Sur ce point, il est intéressant de s’éparpiller
sur l’influence du réalisateur japonais Akira Kurosawa
sur Shutter Island. Bien qu’il ait toujours figuré
là-haut dans le panthéon personnel de l’Italo-américain,
Shutter Island se livre comme une expérimentation assez
particulière sur le traitement du rêve et qui nous arrive
de Kagemusha (1980) et de Rêves (1990 : Scorsese,
comédien à ses jours, y incarnait même le peintre
Van Gogh). Les rêves étaient expressionnistes chez Kurosawa,
ils revêtaient un aspect factice qui n’empêchait jamais
l’inclusion du spectateur au sein du réalisme affectif
de ceux-ci. Ils mettaient en scène les pires craintes de son
protagoniste (dans Rêves, ce protagoniste était
Kurosawa lui-même) lui permettant ensuite de revenir à
la réalité et de faire progresser son récit sans
avoir recours à une psychologie du dimanche. Elle l’aurait
forcé à mettre en mots ce qui, au cinéma, se porte
garant d’une puissance augmentée lorsqu’elle se frotte
au surréalisme plutôt qu’aux dialogues intériorisés
(voix off communes au genre). Cette utilisation occupe à son
tour une place prépondérante dans Shutter Island,
car sur elle repose la cohérence d’un récit qui
recherche la confusion comme si elle se faisait l’expression la
plus représentative de l’intérieur scorsesien. Par
exemple, l’utilisation des forces de la nature (pluie, vents,
ténèbres et brouillards) qui n’a rien à envier
à l’utilisation que ce même Kurosawa en faisait.

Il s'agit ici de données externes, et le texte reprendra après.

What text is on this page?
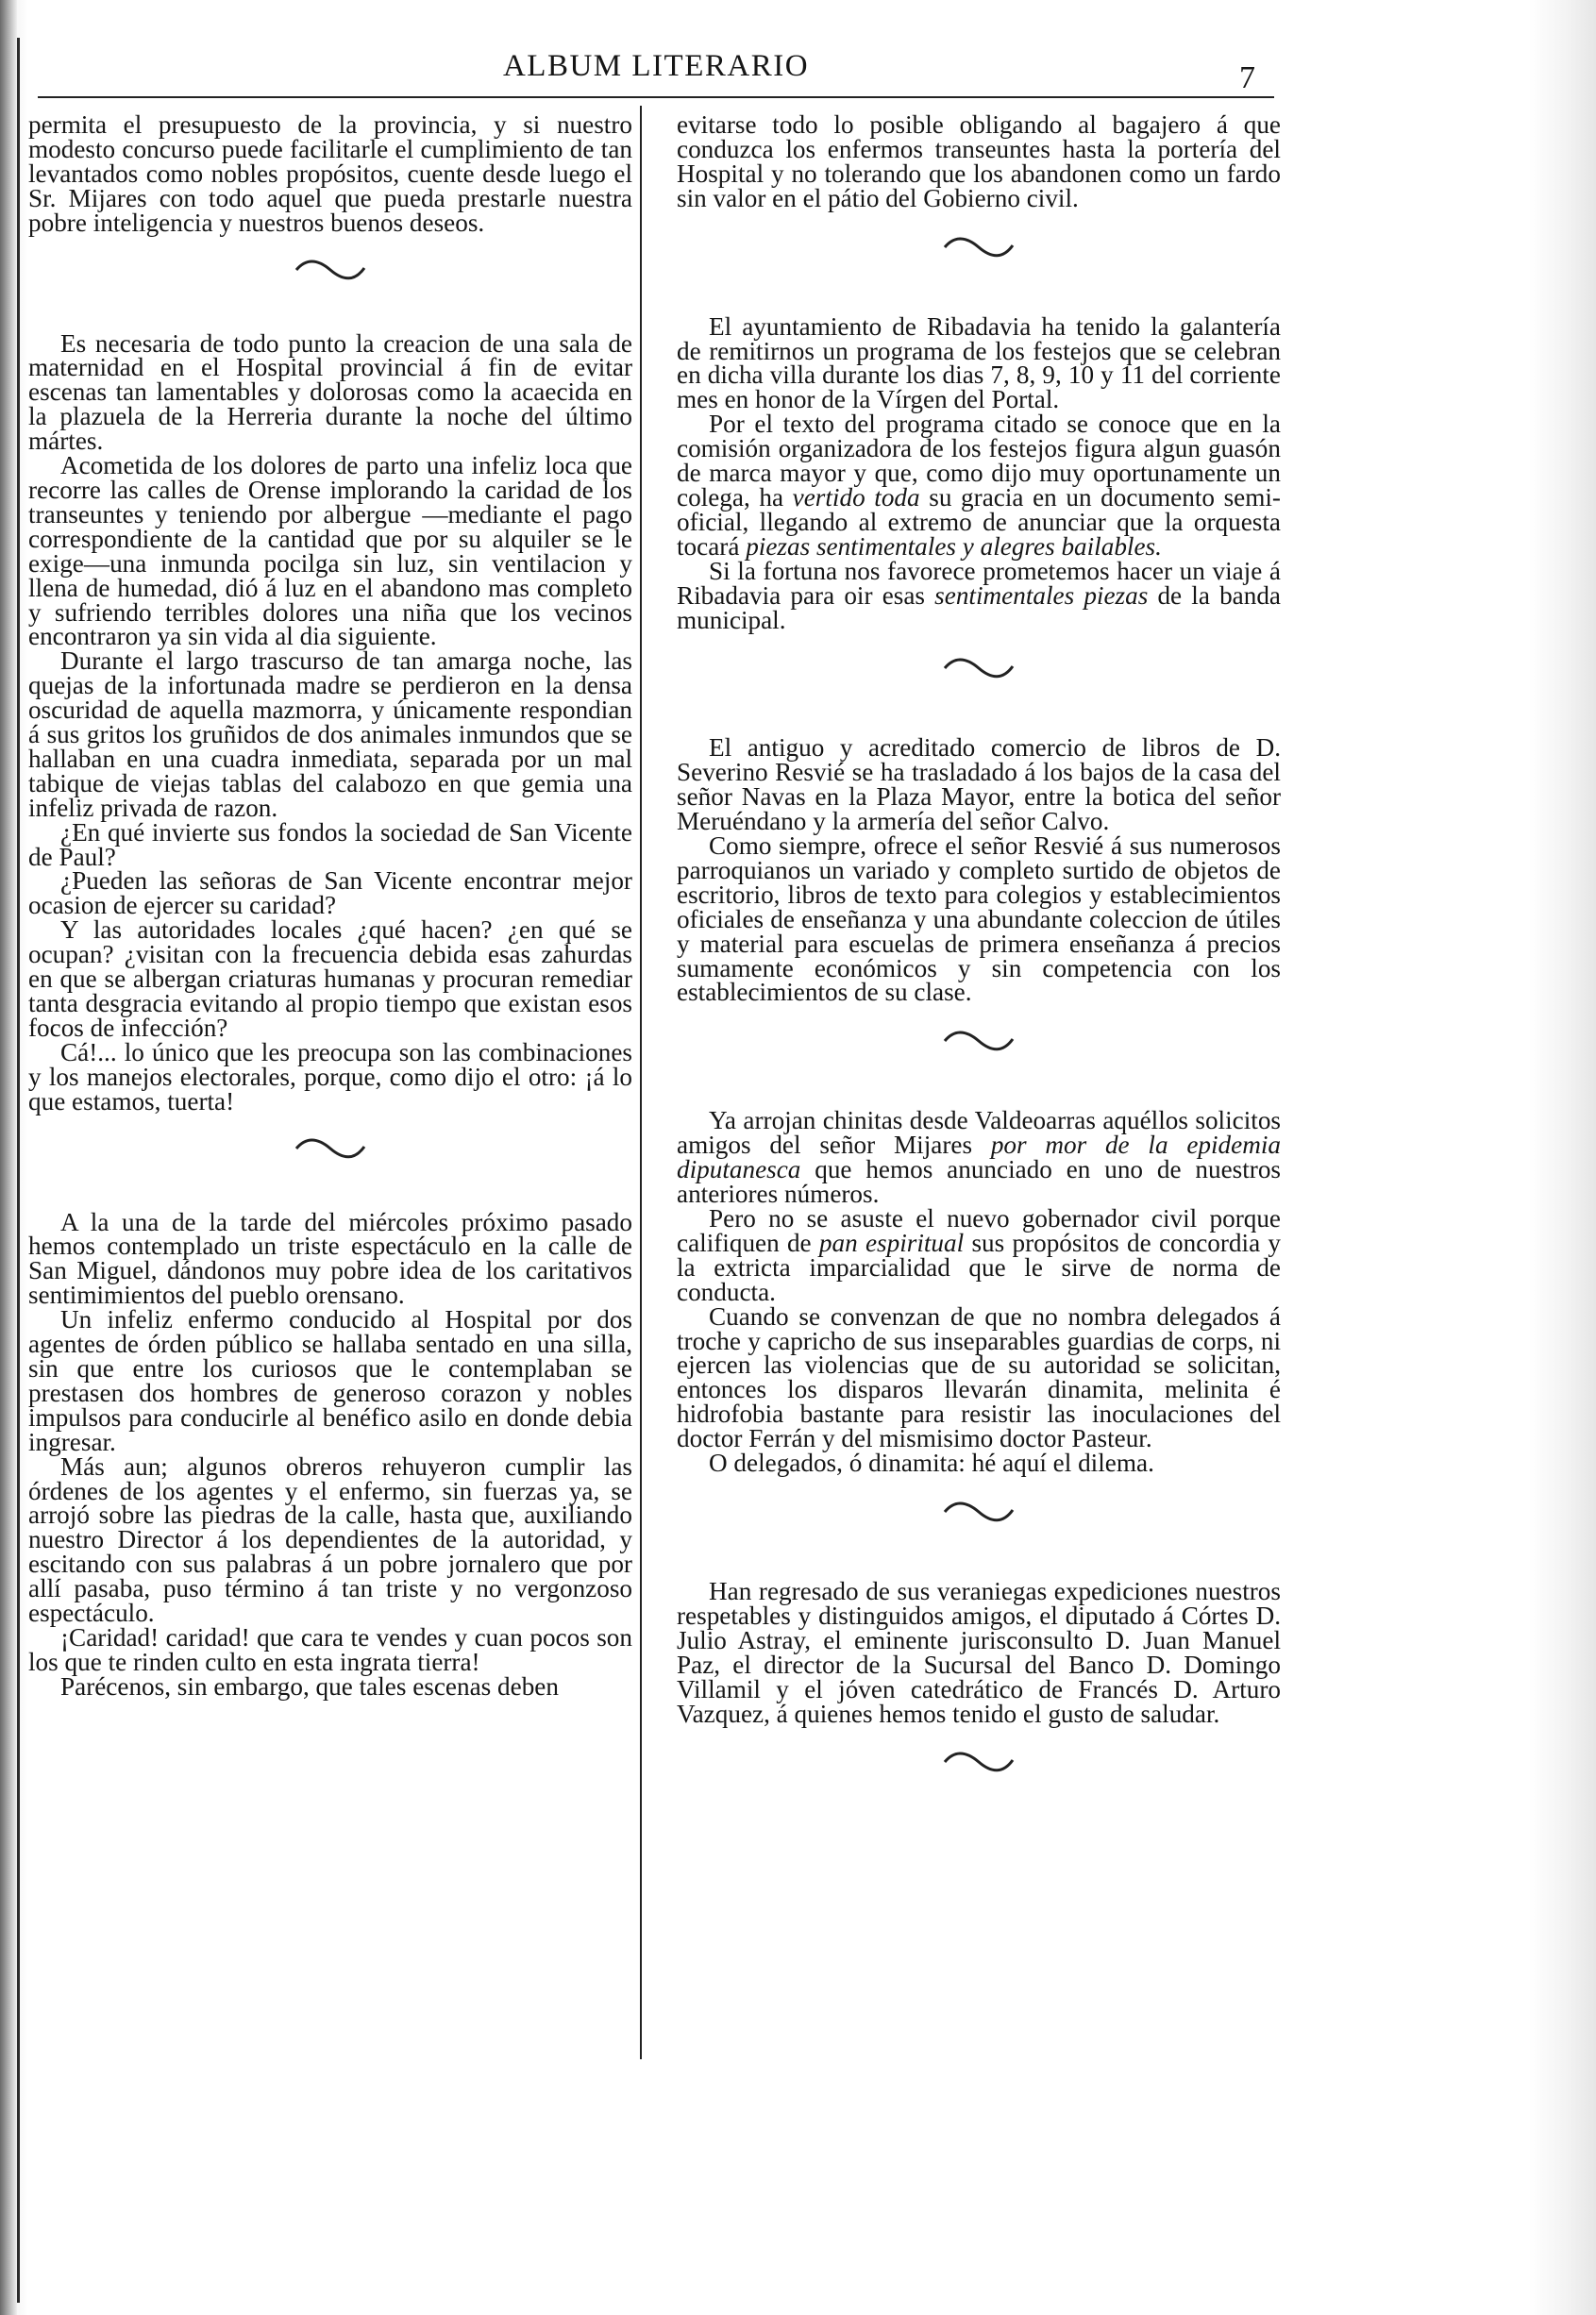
ALBUM LITERARIO	7

permita el presupuesto de la provincia, y si nuestro modesto concurso puede facilitarle el cumplimiento de tan levantados como nobles propósitos, cuente desde luego el Sr. Mijares con todo aquel que pueda prestarle nuestra pobre inteligencia y nuestros buenos deseos.

Es necesaria de todo punto la creacion de una sala de maternidad en el Hospital provincial á fin de evitar escenas tan lamentables y dolorosas como la acaecida en la plazuela de la Herreria durante la noche del último mártes.

Acometida de los dolores de parto una infeliz loca que recorre las calles de Orense implorando la caridad de los transeuntes y teniendo por albergue —mediante el pago correspondiente de la cantidad que por su alquiler se le exige—una inmunda pocilga sin luz, sin ventilacion y llena de humedad, dió á luz en el abandono mas completo y sufriendo terribles dolores una niña que los vecinos encontraron ya sin vida al dia siguiente.

Durante el largo trascurso de tan amarga noche, las quejas de la infortunada madre se perdieron en la densa oscuridad de aquella mazmorra, y únicamente respondian á sus gritos los gruñidos de dos animales inmundos que se hallaban en una cuadra inmediata, separada por un mal tabique de viejas tablas del calabozo en que gemia una infeliz privada de razon.

¿En qué invierte sus fondos la sociedad de San Vicente de Paul?

¿Pueden las señoras de San Vicente encontrar mejor ocasion de ejercer su caridad?

Y las autoridades locales ¿qué hacen? ¿en qué se ocupan? ¿visitan con la frecuencia debida esas zahurdas en que se albergan criaturas humanas y procuran remediar tanta desgracia evitando al propio tiempo que existan esos focos de infección?

Cá!... lo único que les preocupa son las combinaciones y los manejos electorales, porque, como dijo el otro: ¡á lo que estamos, tuerta!

A la una de la tarde del miércoles próximo pasado hemos contemplado un triste espectáculo en la calle de San Miguel, dándonos muy pobre idea de los caritativos sentimimientos del pueblo orensano.

Un infeliz enfermo conducido al Hospital por dos agentes de órden público se hallaba sentado en una silla, sin que entre los curiosos que le contemplaban se prestasen dos hombres de generoso corazon y nobles impulsos para conducirle al benéfico asilo en donde debia ingresar.

Más aun; algunos obreros rehuyeron cumplir las órdenes de los agentes y el enfermo, sin fuerzas ya, se arrojó sobre las piedras de la calle, hasta que, auxiliando nuestro Director á los dependientes de la autoridad, y escitando con sus palabras á un pobre jornalero que por allí pasaba, puso término á tan triste y no vergonzoso espectáculo.

¡Caridad! caridad! que cara te vendes y cuan pocos son los que te rinden culto en esta ingrata tierra!

Parécenos, sin embargo, que tales escenas deben

evitarse todo lo posible obligando al bagajero á que conduzca los enfermos transeuntes hasta la portería del Hospital y no tolerando que los abandonen como un fardo sin valor en el pátio del Gobierno civil.

El ayuntamiento de Ribadavia ha tenido la galantería de remitirnos un programa de los festejos que se celebran en dicha villa durante los dias 7, 8, 9, 10 y 11 del corriente mes en honor de la Vírgen del Portal.

Por el texto del programa citado se conoce que en la comisión organizadora de los festejos figura algun guasón de marca mayor y que, como dijo muy oportunamente un colega, ha vertido toda su gracia en un documento semi-oficial, llegando al extremo de anunciar que la orquesta tocará piezas sentimentales y alegres bailables.

Si la fortuna nos favorece prometemos hacer un viaje á Ribadavia para oir esas sentimentales piezas de la banda municipal.

El antiguo y acreditado comercio de libros de D. Severino Resvié se ha trasladado á los bajos de la casa del señor Navas en la Plaza Mayor, entre la botica del señor Meruéndano y la armería del señor Calvo.

Como siempre, ofrece el señor Resvié á sus numerosos parroquianos un variado y completo surtido de objetos de escritorio, libros de texto para colegios y establecimientos oficiales de enseñanza y una abundante coleccion de útiles y material para escuelas de primera enseñanza á precios sumamente económicos y sin competencia con los establecimientos de su clase.

Ya arrojan chinitas desde Valdeoarras aquéllos solicitos amigos del señor Mijares por mor de la epidemia diputanesca que hemos anunciado en uno de nuestros anteriores números.

Pero no se asuste el nuevo gobernador civil porque califiquen de pan espiritual sus propósitos de concordia y la extricta imparcialidad que le sirve de norma de conducta.

Cuando se convenzan de que no nombra delegados á troche y capricho de sus inseparables guardias de corps, ni ejercen las violencias que de su autoridad se solicitan, entonces los disparos llevarán dinamita, melinita é hidrofobia bastante para resistir las inoculaciones del doctor Ferrán y del mismisimo doctor Pasteur.

O delegados, ó dinamita: hé aquí el dilema.

Han regresado de sus veraniegas expediciones nuestros respetables y distinguidos amigos, el diputado á Córtes D. Julio Astray, el eminente jurisconsulto D. Juan Manuel Paz, el director de la Sucursal del Banco D. Domingo Villamil y el jóven catedrático de Francés D. Arturo Vazquez, á quienes hemos tenido el gusto de saludar.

Autrement, l’apport imposant de thèmes musicaux classiques
aussi sophistiqués feront date assurément et se démarquent
du reste de sa filmographie.
À ceci se rajoute le destin personnel du créateur. Celui
dont nous parlons sans cesse, celui aussi qui a crée l’asile.
Crawley a conçu un jeu de rôle sur lequel repose toute
la clé du récit. Il enferme les fous pour qu’ils
n’attaquent personne, mais aussi pour tenter de les guérir
par la compassion, la patience et la générosité
nécessaire pour les traiter de façon équitable.
« Il faut simplement les écouter, les approcher d’égal
à égal pour tenter de les comprendre, peut-être
les guérir », répète Crawley. Vertu des vertus
chez Scorsese, c’est ce même devoir qu’il se donne
en tant que cinéaste des crises existentielles. Il a filmé
son propre travail de directeur d’asile du cinéma.
Il a maintenu sa carrière avec la cohésion qui nous permet
aujourd’hui de défendre ce qui n’est peut-être
qu’un cinéma classique rejoué à l’heure
du contemporain moderne. Pourquoi alors courir à sa défense?
Plus qu’auteur, il est celui qui nous rappelle la simplicité
des histoires de cinéma, celui qui en filme les plus beaux moments.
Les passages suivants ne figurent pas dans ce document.